This is another book that was given to me to review. As usual with these, I try to be more constructive in my criticism and less mean.
This was written by an eight-year-old. It's obvious that it was written by an eight-year-old. I believe that the writing is fairly typical for eight-year-olds, though my kids aren't that old yet so I don't have a lot to compare it to. It's definitely clear that it's written by a kid, and she doesn't have a very good concept of story structure yet. It starts off saying, "A girl named Krista have [sic] always wished to become a superhero. Could I become a superhero? She thought." The next page is, "She lived with her dog named Vella, her elder brother Ram, her dad, and her mom." And then the author proceeds to give us the ages of the children and the dog. That's a very childlike thing to do: concentrating on facts that aren't relevant to the story. Her father, dog, and brother never appear again in the text, other than generic "family".
Krista, aged five, starts kindergarten. It seems that she's a new kid in class, though it's not explained if her family moved or anything. Her classmates are friendly. At recess, a boy is running, and about to trip and fall, and she runs up and catches him before he falls, and everyone calls her a superhero. The end.
I suppose it's nice that this will be preserved for the future, but I'm not really sure why Pande's parents (presumably) used a publishing service like BookVenture, or why BookVenture decided to reach out to me and ask for a review, other than it being free publicity. I'm not going to give something like this a five-star review. It kind of makes me think of the story behind "Friday" and Rebecca Black, where the main reason everybody ended up hating it was because of the publicist. Some things usually only come with experience, and the more experience you have reading books and seeing what others have done and how others have solved problems or gone wrong, the better your own work is. One of the most common pieces of advice to people on becoming better writers is to read. And eight-year-olds, bless their hearts, haven't been alive and reading long enough to get as much experience as they need to become amazing writers, unless they're child prodigies. Pande strikes me as average (for an eight-year-old). And her crayon illustrations are again, average. If these were made by an adult, even a self-published one, I would rate this book much worse. I can tell what the drawings are supposed to be, which is a step up from my six-year-old, but not much.

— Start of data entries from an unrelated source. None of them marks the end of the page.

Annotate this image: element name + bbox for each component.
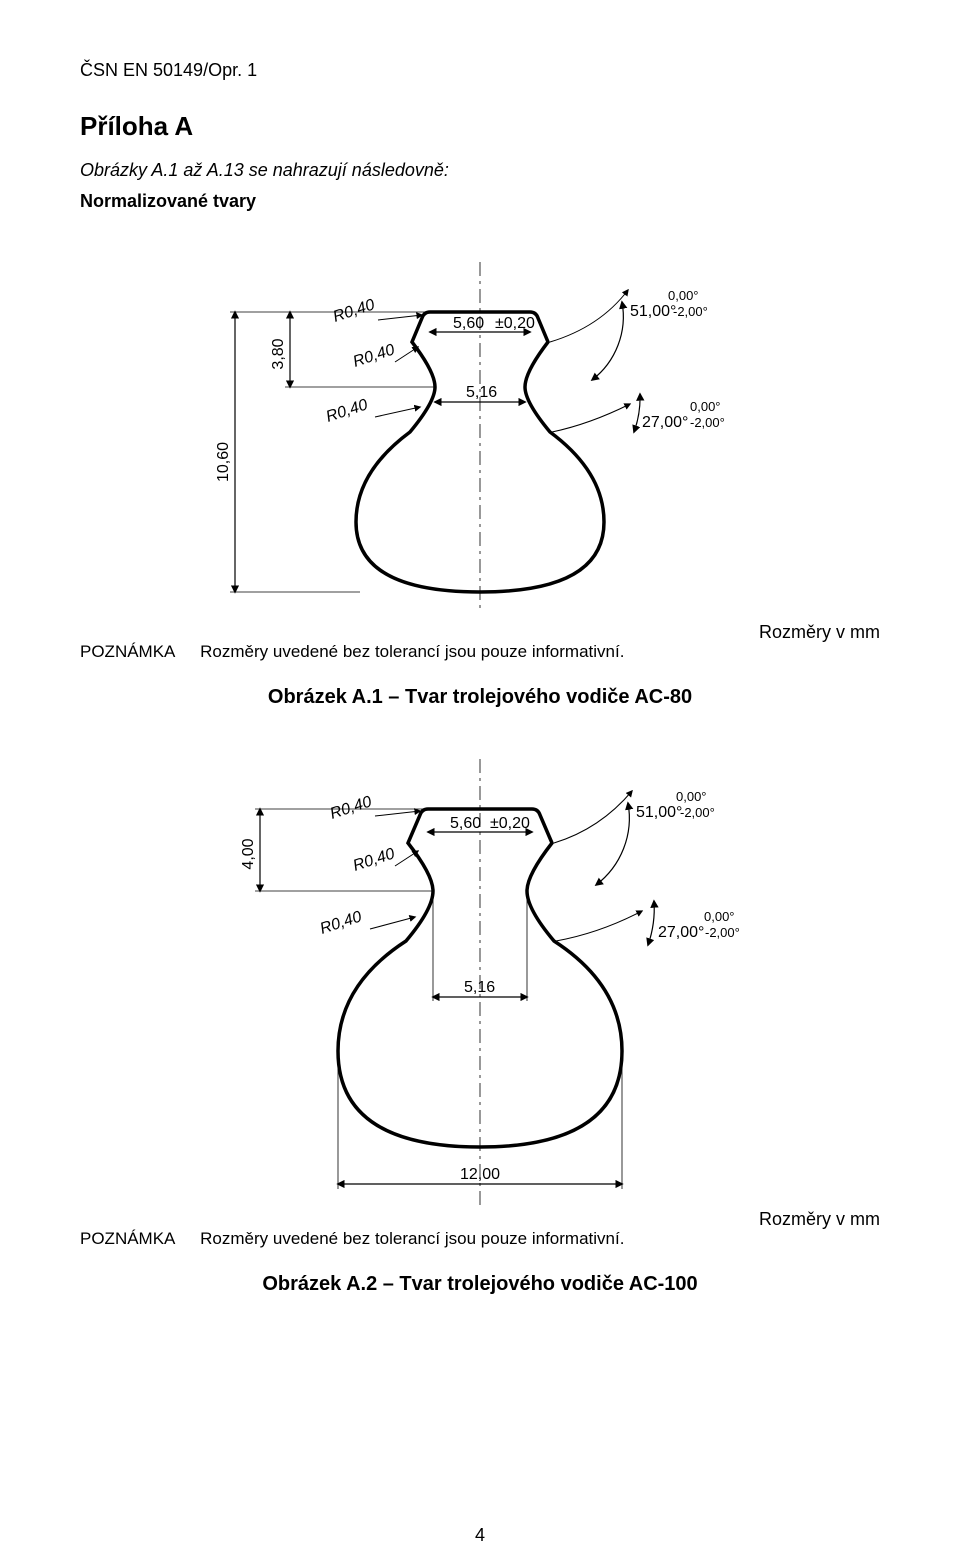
dim-tw-tol: ±0,20 [495, 315, 535, 332]
dim-mwb: 5,16 [464, 979, 495, 996]
figure-a2-caption: Obrázek A.2 – Tvar trolejového vodiče AC… [80, 1273, 880, 1296]
dim-h2: 3,80 [270, 338, 287, 369]
r-b1: R0,40 [328, 793, 374, 822]
ang1-tl: -2,00° [673, 304, 708, 319]
ang2b-tl: -2,00° [705, 925, 740, 940]
r-b3: R0,40 [318, 908, 364, 937]
figure-a2-container: 4,00 R0,40 R0,40 R0,40 5,60 ±0,20 5,16 0… [160, 749, 800, 1219]
ang2b-tu: 0,00° [704, 909, 735, 924]
ang2-tl: -2,00° [690, 415, 725, 430]
note-text-1: Rozměry uvedené bez tolerancí jsou pouze… [200, 642, 624, 661]
figure-a1-svg: 10,60 3,80 R0,40 R0,40 R0,40 5,60 ±0,20 … [160, 232, 800, 632]
ang1-tu: 0,00° [668, 288, 699, 303]
figure-a2-svg: 4,00 R0,40 R0,40 R0,40 5,60 ±0,20 5,16 0… [160, 749, 800, 1219]
ang2b-v: 27,00° [658, 924, 704, 941]
dim-twb: 5,60 [450, 815, 481, 832]
intro-line: Obrázky A.1 až A.13 se nahrazují následo… [80, 160, 880, 181]
r-label-3: R0,40 [324, 396, 370, 425]
ang1-v: 51,00° [630, 303, 676, 320]
units-label-2: Rozměry v mm [759, 1209, 880, 1230]
figure-a1-caption: Obrázek A.1 – Tvar trolejového vodiče AC… [80, 686, 880, 709]
annex-title: Příloha A [80, 111, 880, 142]
units-label-1: Rozměry v mm [759, 622, 880, 643]
subheading: Normalizované tvary [80, 191, 880, 212]
dim-h1b: 4,00 [240, 838, 257, 869]
dim-mw: 5,16 [466, 384, 497, 401]
r-label-2: R0,40 [351, 341, 397, 370]
ang1b-tl: -2,00° [680, 805, 715, 820]
note-label-2: POZNÁMKA [80, 1229, 175, 1249]
dim-tw: 5,60 [453, 315, 484, 332]
note-label-1: POZNÁMKA [80, 642, 175, 662]
note-text-2: Rozměry uvedené bez tolerancí jsou pouze… [200, 1229, 624, 1248]
ang1b-v: 51,00° [636, 804, 682, 821]
note-2: POZNÁMKA Rozměry uvedené bez tolerancí j… [80, 1229, 880, 1249]
ang1b-tu: 0,00° [676, 789, 707, 804]
r-b2: R0,40 [351, 845, 397, 874]
page-number: 4 [0, 1525, 960, 1546]
ang2-v: 27,00° [642, 414, 688, 431]
ang2-tu: 0,00° [690, 399, 721, 414]
document-code: ČSN EN 50149/Opr. 1 [80, 60, 880, 81]
dim-h1: 10,60 [215, 442, 232, 482]
dim-twb-tol: ±0,20 [490, 815, 530, 832]
note-1: POZNÁMKA Rozměry uvedené bez tolerancí j… [80, 642, 880, 662]
dim-bw: 12,00 [460, 1166, 500, 1183]
figure-a1-container: 10,60 3,80 R0,40 R0,40 R0,40 5,60 ±0,20 … [160, 232, 800, 632]
r-label-1: R0,40 [331, 296, 377, 325]
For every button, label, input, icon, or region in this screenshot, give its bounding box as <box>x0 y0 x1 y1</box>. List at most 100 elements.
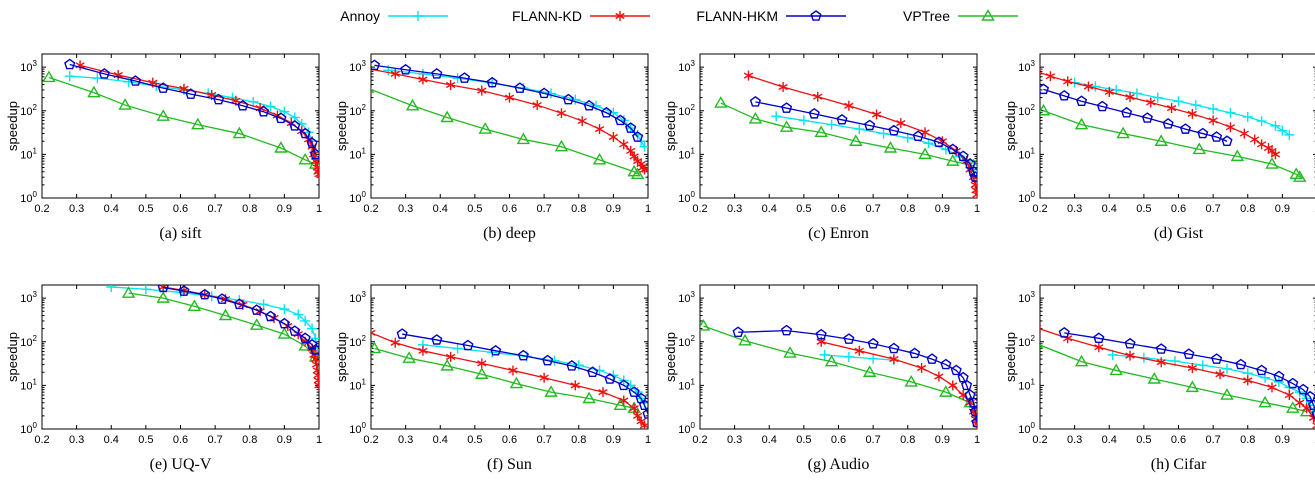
series-layer <box>1040 324 1315 429</box>
data-point-flann-hkm <box>964 158 976 169</box>
data-point-flann-kd <box>1156 357 1166 368</box>
data-point-annoy <box>843 351 854 362</box>
x-tick-label: 0.5 <box>138 434 153 446</box>
data-point-flann-hkm <box>275 112 287 124</box>
data-point-annoy <box>878 128 889 139</box>
data-point-flann-kd <box>1312 422 1315 429</box>
data-point-flann-hkm <box>278 317 290 329</box>
x-tick-label: 0.9 <box>935 203 950 215</box>
data-point-vptree <box>946 154 960 166</box>
data-point-flann-hkm <box>490 344 502 356</box>
data-point-annoy <box>826 119 837 130</box>
x-tick-label: 0.5 <box>467 434 482 446</box>
data-point-flann-hkm <box>1093 332 1105 344</box>
y-tick-label: 101 <box>1018 377 1035 392</box>
data-point-flann-kd <box>532 100 542 111</box>
data-point-flann-hkm <box>614 114 626 126</box>
legend-label: FLANN-HKM <box>696 8 778 24</box>
data-point-flann-kd <box>629 403 639 414</box>
legend: Annoy FLANN-KD FLANN-HKM VPTree <box>340 8 1018 24</box>
data-point-flann-kd <box>871 109 882 120</box>
y-tick-label: 102 <box>20 103 37 118</box>
data-point-vptree <box>1258 395 1272 408</box>
x-tick-label: 0.7 <box>1205 434 1220 446</box>
chart-panel: 0.2 0.3 0.4 0.5 0.6 0.7 0.8 0.9 1 100 101 102 103 spe… <box>334 284 651 473</box>
data-point-annoy <box>106 285 117 292</box>
plot-frame <box>41 284 320 430</box>
x-tick-label: 0.3 <box>727 434 742 446</box>
data-point-annoy <box>1284 129 1295 140</box>
data-point-flann-hkm <box>1096 100 1108 112</box>
x-tick-label: 1 <box>645 203 651 215</box>
data-point-flann-hkm <box>600 106 613 118</box>
x-tick-label: 0.8 <box>1240 434 1255 446</box>
data-point-annoy <box>1221 363 1232 374</box>
data-point-flann-hkm <box>947 143 959 155</box>
series-line-flann-kd <box>1040 328 1315 423</box>
data-point-flann-hkm <box>258 105 270 117</box>
data-point-flann-hkm <box>642 408 648 419</box>
series-line-flann-hkm <box>738 329 977 423</box>
x-tick-label: 0.9 <box>935 434 950 446</box>
x-tick-label: 0.7 <box>536 434 551 446</box>
data-point-flann-hkm <box>933 136 945 147</box>
x-tick-label: 0.4 <box>762 203 777 215</box>
data-point-flann-hkm <box>971 416 977 428</box>
data-point-flann-hkm <box>625 122 637 133</box>
chart-panel: 0.2 0.3 0.4 0.5 0.6 0.7 0.8 0.9 1 100 101 102 103 spe… <box>663 53 980 242</box>
data-point-annoy <box>452 343 463 354</box>
series-line-annoy <box>422 344 646 404</box>
data-point-vptree <box>156 109 170 121</box>
x-tick-label: 0.6 <box>1171 203 1186 215</box>
y-tick-label: 103 <box>20 290 37 305</box>
chart-panel: 0.2 0.3 0.4 0.5 0.6 0.7 0.8 0.9 1 100 101 102 103 spe… <box>663 284 980 473</box>
data-point-flann-hkm <box>237 99 249 111</box>
legend-label: Annoy <box>340 8 380 24</box>
data-point-flann-hkm <box>538 87 550 99</box>
x-tick-label: 0.7 <box>536 203 551 215</box>
data-point-flann-hkm <box>514 82 526 93</box>
series-line-annoy <box>824 354 894 361</box>
data-point-flann-kd <box>113 70 123 81</box>
data-point-vptree <box>1074 354 1089 367</box>
series-line-annoy <box>69 75 317 152</box>
data-point-vptree <box>824 354 839 367</box>
chart-panel: 0.2 0.3 0.4 0.5 0.6 0.7 0.8 0.9 1 100 101 102 103 spe… <box>1003 284 1315 473</box>
data-point-annoy <box>1173 96 1184 107</box>
data-point-vptree <box>918 147 932 160</box>
x-tick-label: 0.3 <box>398 203 413 215</box>
data-point-flann-hkm <box>912 130 924 142</box>
data-point-flann-hkm <box>431 68 443 79</box>
data-point-annoy <box>1208 103 1219 114</box>
series-line-vptree <box>48 76 316 165</box>
data-point-flann-kd <box>75 60 85 71</box>
panel-caption: (c) Enron <box>808 225 869 242</box>
series-line-flann-kd <box>1040 71 1276 155</box>
x-tick-label: 1 <box>645 434 651 446</box>
data-point-flann-hkm <box>371 59 381 71</box>
data-point-flann-kd <box>539 372 549 383</box>
data-point-flann-kd <box>477 85 487 96</box>
x-tick-label: 0.2 <box>1032 434 1047 446</box>
chart-panel: 0.2 0.3 0.4 0.5 0.6 0.7 0.8 0.9 1 100 101 102 103 spe… <box>5 53 322 242</box>
y-tick-label: 103 <box>20 59 37 74</box>
data-point-flann-hkm <box>1040 83 1050 95</box>
data-point-vptree <box>748 112 763 124</box>
data-point-flann-hkm <box>1197 127 1209 139</box>
plot-frame <box>41 53 320 199</box>
series-line-vptree <box>1043 110 1301 178</box>
y-axis-label: speedup <box>1003 101 1018 151</box>
data-point-flann-hkm <box>517 349 529 361</box>
series-line-flann-hkm <box>1043 88 1228 142</box>
y-tick-label: 100 <box>349 190 366 205</box>
series-layer <box>1040 68 1307 182</box>
data-point-flann-hkm <box>289 325 301 336</box>
data-point-flann-hkm <box>632 131 644 142</box>
x-tick-label: 0.3 <box>69 434 84 446</box>
data-point-flann-hkm <box>808 107 820 119</box>
data-point-flann-hkm <box>964 389 976 400</box>
data-point-flann-kd <box>477 358 487 369</box>
x-tick-label: 0.3 <box>727 203 742 215</box>
data-point-flann-kd <box>743 70 754 81</box>
data-point-flann-hkm <box>1120 106 1133 118</box>
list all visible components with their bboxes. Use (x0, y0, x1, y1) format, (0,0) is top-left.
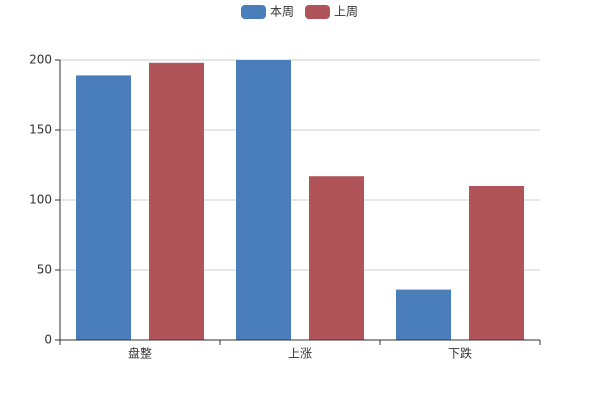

Basically, I think it's a good showing, but I'm not surprised by it. I'm sure if she continues writing and drawing, she'll get better. But you don't usually see the work done by famous authors and illustrators at age eight, unless it's in some kind of retrospective. Who knows, maybe Pande will become a famous author/illustrator. And then this book will be worth a lot. But given how much competition is in the marketplace, it's not statistically likely.
She's got a long way to go. But that's good, because she's eight. She's not supposed to be a famous children's book author yet. She's supposed to be an eight-year-old. And she seems to be doing a good job at that. I think her intended message is something along the lines of "Helping others, even in small ways is like being a superhero."